Scientists in India and Pakistan have reacted indignantly to the discovery that some of their collaborations with international partners may be coming to an abrupt end. This is a result of sanctions imposed by the United States and others in the aftermath of the nuclear weapons tests conducted by both nations in May. They are entitled to be upset. But they can hardly be surprised. After all, international non-proliferation efforts that have sought with some success to restrict the spread of nuclear weapons are based on the concept that defiance should be punished. It is hard to see how such efforts can maintain any credibility if no punishment is now forthcoming.

Despite India's protestations (see page 513), the Western response so far has been relatively limited. The US government is only withdrawing funds from collaborations with agencies directly involved in the nuclear weapons and ballistic missiles programmes of both countries (India is the chief target, as such work had already ended under earlier economic sanctions against Pakistan). In some cases, the target of such sanctions is legitimate. But these agencies are also involved in many branches of research that have nothing to do with nuclear weapons or missiles.

The human cost of such actions can be considerable, even if they do not mark the end of scientific collaboration between the United States and the sub-continent. The State Department is showing some discretion; the law that automatically triggered sanctions when the Indian tests took place could be interpreted more harshly, requiring an end to all US-supported scientific collaboration. Amid allegations of a clamp-down on all scientists from the sub-continent seeking visas to travel to the United States, the State Department says that it is working out a new policy on the circumstances in which these can be issued.

As they do so, however, department officials should ask themselves who benefits from the curtailment of scientific contact or collaboration between India and Pakistan and the West. Such curtailment will do little to slow down the clandestine weapons programme of either country. But it will worsen the isolation of both at a time when greater engagement with the outside world is the best available hedge against a potentially cataclysmic military confrontation between them. Indeed the clearest beneficiary, perhaps, is the nationalist government of India, which started the whole crisis in the first place and would reap crude political gains from any moves to isolate Indian science and marginalize its scientists.

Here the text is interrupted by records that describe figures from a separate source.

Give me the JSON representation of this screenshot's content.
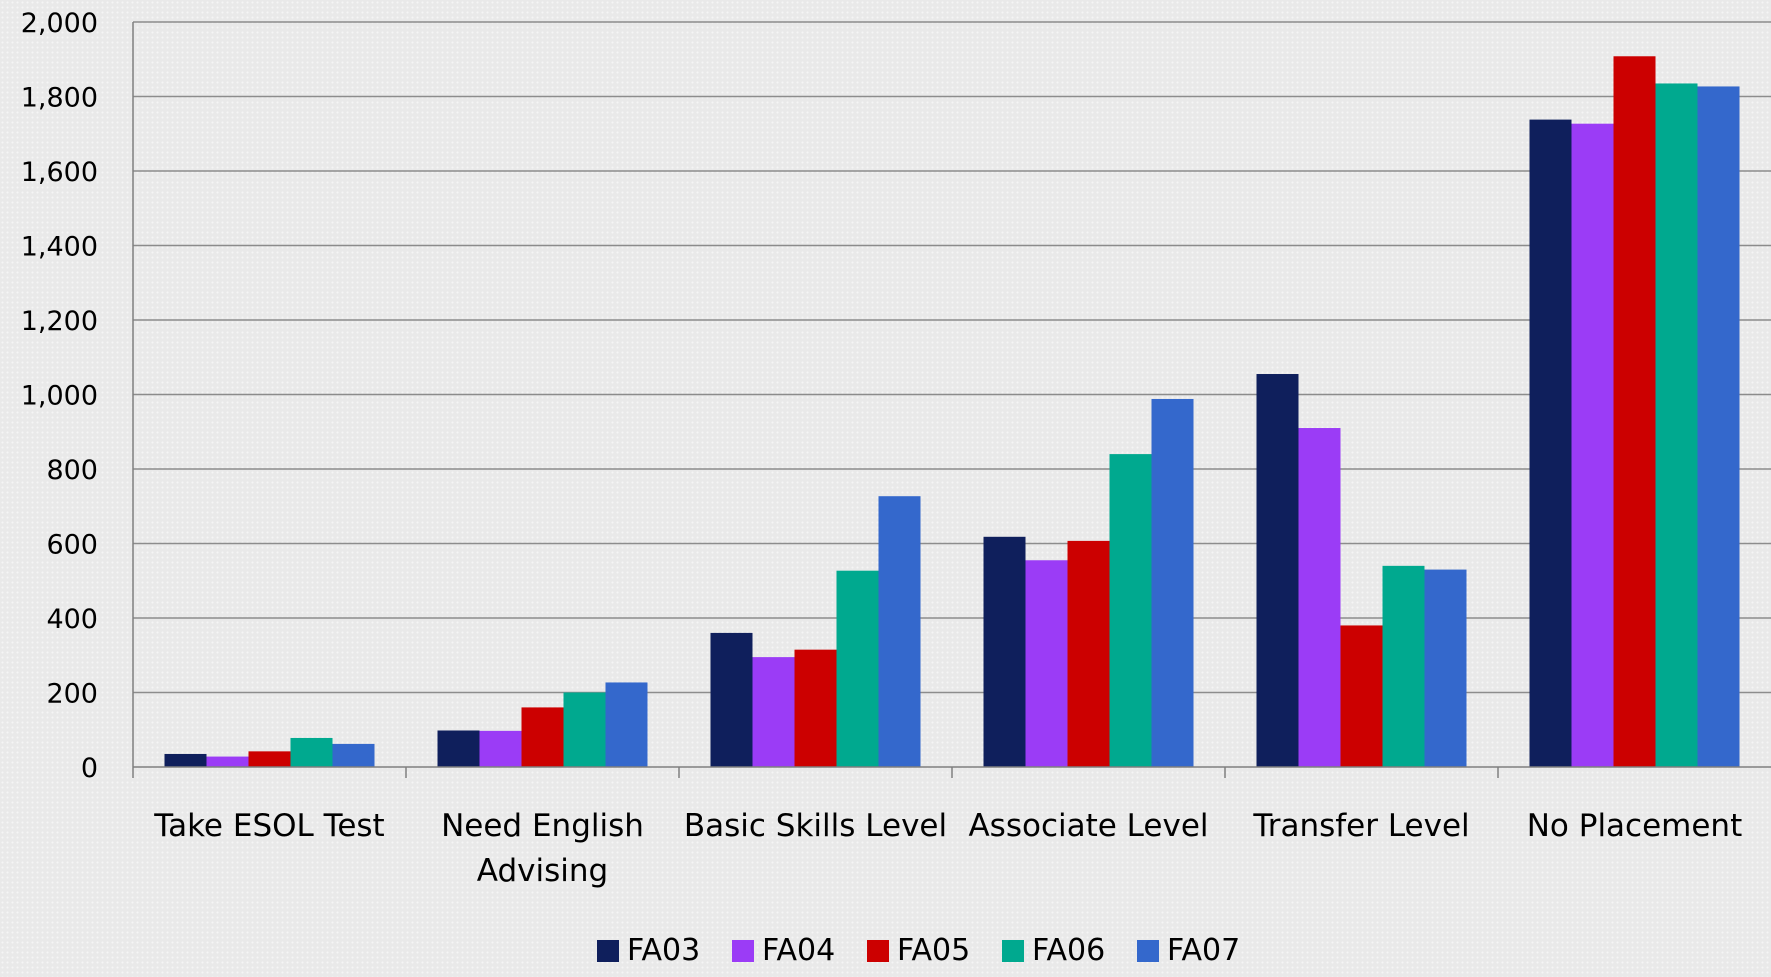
{
  "chart_data": {
    "type": "bar",
    "title": "",
    "xlabel": "",
    "ylabel": "",
    "ylim": [
      0,
      2000
    ],
    "y_ticks": [
      0,
      200,
      400,
      600,
      800,
      1000,
      1200,
      1400,
      1600,
      1800,
      2000
    ],
    "y_tick_labels": [
      "0",
      "200",
      "400",
      "600",
      "800",
      "1,000",
      "1,200",
      "1,400",
      "1,600",
      "1,800",
      "2,000"
    ],
    "grid": true,
    "legend_position": "bottom",
    "categories": [
      [
        "Take ESOL Test"
      ],
      [
        "Need English",
        "Advising"
      ],
      [
        "Basic Skills Level"
      ],
      [
        "Associate Level"
      ],
      [
        "Transfer Level"
      ],
      [
        "No Placement"
      ]
    ],
    "series": [
      {
        "name": "FA03",
        "color": "#0f1f5c",
        "values": [
          35,
          98,
          360,
          618,
          1055,
          1738
        ]
      },
      {
        "name": "FA04",
        "color": "#9b3cf6",
        "values": [
          28,
          97,
          295,
          555,
          910,
          1727
        ]
      },
      {
        "name": "FA05",
        "color": "#cc0000",
        "values": [
          42,
          160,
          315,
          607,
          380,
          1908
        ]
      },
      {
        "name": "FA06",
        "color": "#00a98f",
        "values": [
          78,
          200,
          527,
          840,
          540,
          1835
        ]
      },
      {
        "name": "FA07",
        "color": "#3468cc",
        "values": [
          62,
          227,
          727,
          988,
          530,
          1827
        ]
      }
    ]
  }
}
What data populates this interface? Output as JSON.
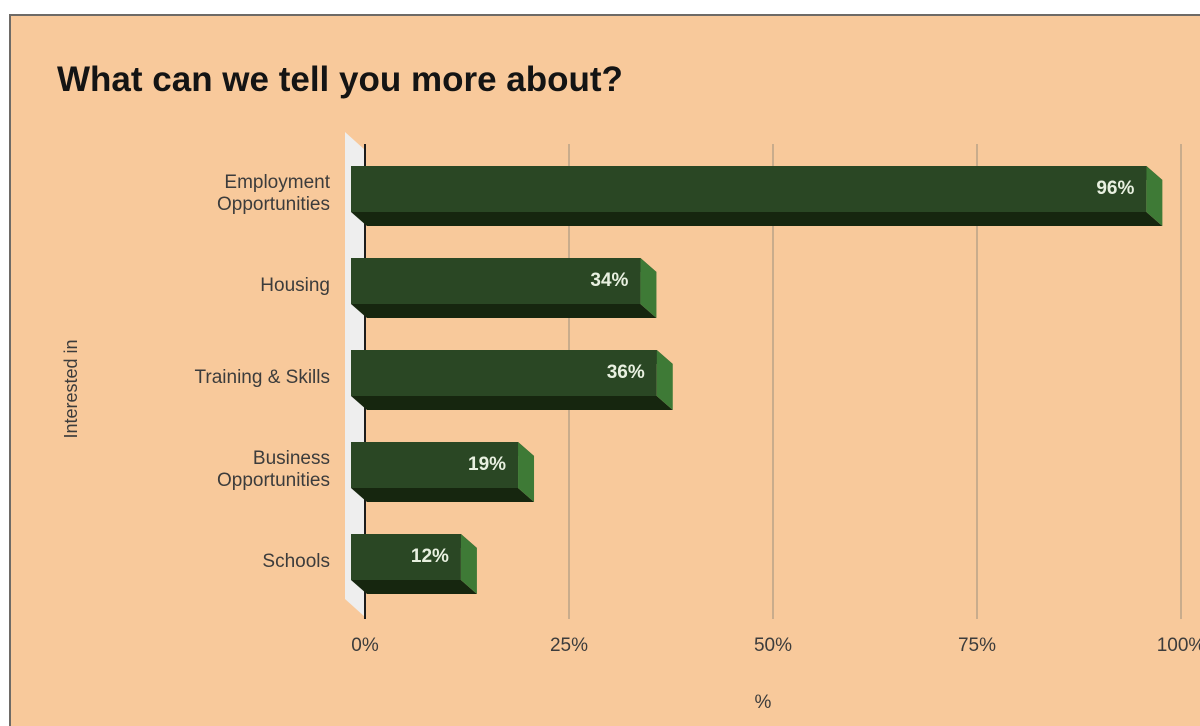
{
  "chart_data": {
    "type": "bar",
    "orientation": "horizontal",
    "title": "What can we tell you more about?",
    "xlabel": "%",
    "ylabel": "Interested in",
    "categories": [
      [
        "Employment",
        "Opportunities"
      ],
      [
        "Housing"
      ],
      [
        "Training & Skills"
      ],
      [
        "Business",
        "Opportunities"
      ],
      [
        "Schools"
      ]
    ],
    "values": [
      96,
      34,
      36,
      19,
      12
    ],
    "data_labels": [
      "96%",
      "34%",
      "36%",
      "19%",
      "12%"
    ],
    "xlim": [
      0,
      100
    ],
    "x_ticks": [
      0,
      25,
      50,
      75,
      100
    ],
    "x_tick_labels": [
      "0%",
      "25%",
      "50%",
      "75%",
      "100%"
    ],
    "grid": "vertical",
    "legend": "none",
    "style": "3d",
    "colors": {
      "background": "#f8c99b",
      "bar_front": "#2a4724",
      "bar_top": "#16260f",
      "bar_side": "#3e7a36",
      "bar_label": "#e8f0e0",
      "gridline": "#b9a288",
      "axis_text": "#3c3c3c",
      "title": "#141414"
    }
  }
}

This contradiction affects not only scientific sanctions but all the others which the United States has put in place. The imposition of sanctions by the world's largest economy on the world's largest democracy was always likely to expose the limitations of such a strategy as an instrument of foreign policy. Indeed the US Congress has already admitted as much, exempting massive grain sales from the sanctions in order to please American farmers. The realization that the most economically significant sanctions cannot survive poses a new danger: that effective sanctions will be allowed to lapse, leaving in place a series of token measures, of which the restriction of scientific collaboration could well be one. That would be a ridiculous outcome.

Scientific collaboration between the Indian subcontinent and the West is an essential line of communication that both sides must now fight to preserve. At the very least, the National Academy of Sciences and the US scientific societies should press the State Department to maintain normal scientific relations as far as is possible within the letter of the sanctions law and, in particular, to maintain the right of scientists from the two countries to travel freely. Even non-proliferation efforts would benefit.